Front Page - Friday, December 13, 2024

Invest Chattanooga: Frequently asked questions




How much will Invest Chattanooga loan? Invest Chattanooga’s low-interest loans will cover up to 25% of the development cost of a housing development. 

How many units will be required to be affordable and how do you define ‘affordable?’

In exchange for becoming a partner in the development, Invest Chattanooga will require that a housing development dedicate 20% of its units as affordable for Chattanoogans earning less than 50% of area median income (AMI); which would currently be someone making $35,000 or less per year. Invest Chattanooga will negotiate the affordability level on 10% of the units according to market conditions, requiring that they be affordable to households making between 50 and 100% AMI, which would currently be someone making $70,000 or less per year. That means 30% of the total units will be dedicated as affordable, while the remaining 70% will rent for market rate.

How long will the affordable units be dedicated as affordable?

Permanently.

How will Invest Chattanooga be repaid for its loans?

The debt incurred by multiunit housing developers is traditionally refinanced once the project is completed and the risk of delays, cost overruns or construction issues is gone. Like the other investors who funded the construction of the project, Invest Chattanooga will have its loan repaid when the building is refinanced.

Will Invest Chattanooga do anything else besides loan?

Taking an active role in its investments, Invest Chattanooga will work with development partners to ensure they’re taking advantage of other affordable housing incentives, like the newly-reformed PILOT (payment in lieu of taxes) policy and forthcoming voluntary no-cost incentives. They will also identify opportunities to leverage publicly-owned land and engage the local and national philanthropic communities for impact investment capital. Invest Chattanooga will remain a partner in its properties long-term, to ensure permanent affordability.

How will Invest Chattanooga be structured and will there be accountability measures?

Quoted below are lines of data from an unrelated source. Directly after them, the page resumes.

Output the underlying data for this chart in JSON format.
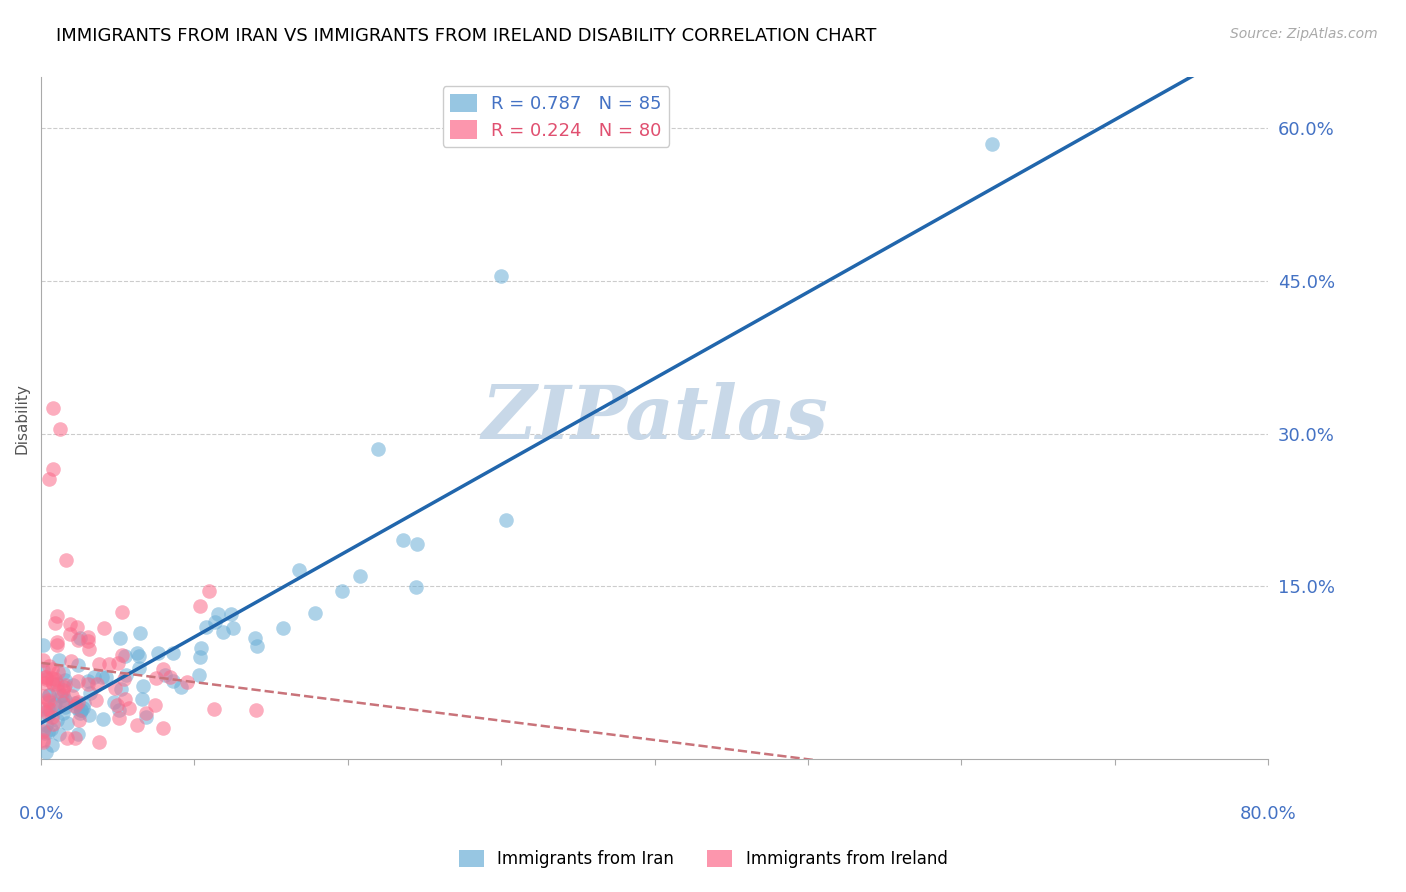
{
  "title": "IMMIGRANTS FROM IRAN VS IMMIGRANTS FROM IRELAND DISABILITY CORRELATION CHART",
  "source": "Source: ZipAtlas.com",
  "ylabel": "Disability",
  "right_yticks": [
    "60.0%",
    "45.0%",
    "30.0%",
    "15.0%"
  ],
  "right_ytick_vals": [
    0.6,
    0.45,
    0.3,
    0.15
  ],
  "xlim": [
    0.0,
    0.8
  ],
  "ylim": [
    -0.02,
    0.65
  ],
  "iran_R": 0.787,
  "iran_N": 85,
  "ireland_R": 0.224,
  "ireland_N": 80,
  "iran_color": "#6baed6",
  "ireland_color": "#fb6a8a",
  "iran_line_color": "#2166ac",
  "ireland_line_color": "#c9737a",
  "watermark": "ZIPatlas",
  "watermark_color": "#c8d8e8"
}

To enable permanent affordability, Invest Chattanooga is structured as a 501(c)(3) nonprofit subsidiary of the Chattanooga Housing Authority (CHA). It will be financially and operationally independent from CHA with its own board to allow Invest Chattanooga to operate flexibly and meet the opportunities in the market. But as a public enterprise, its appointed board will hold public meetings and Invest Chattanooga will be audited and issue reports to the Chattanooga City Council annually.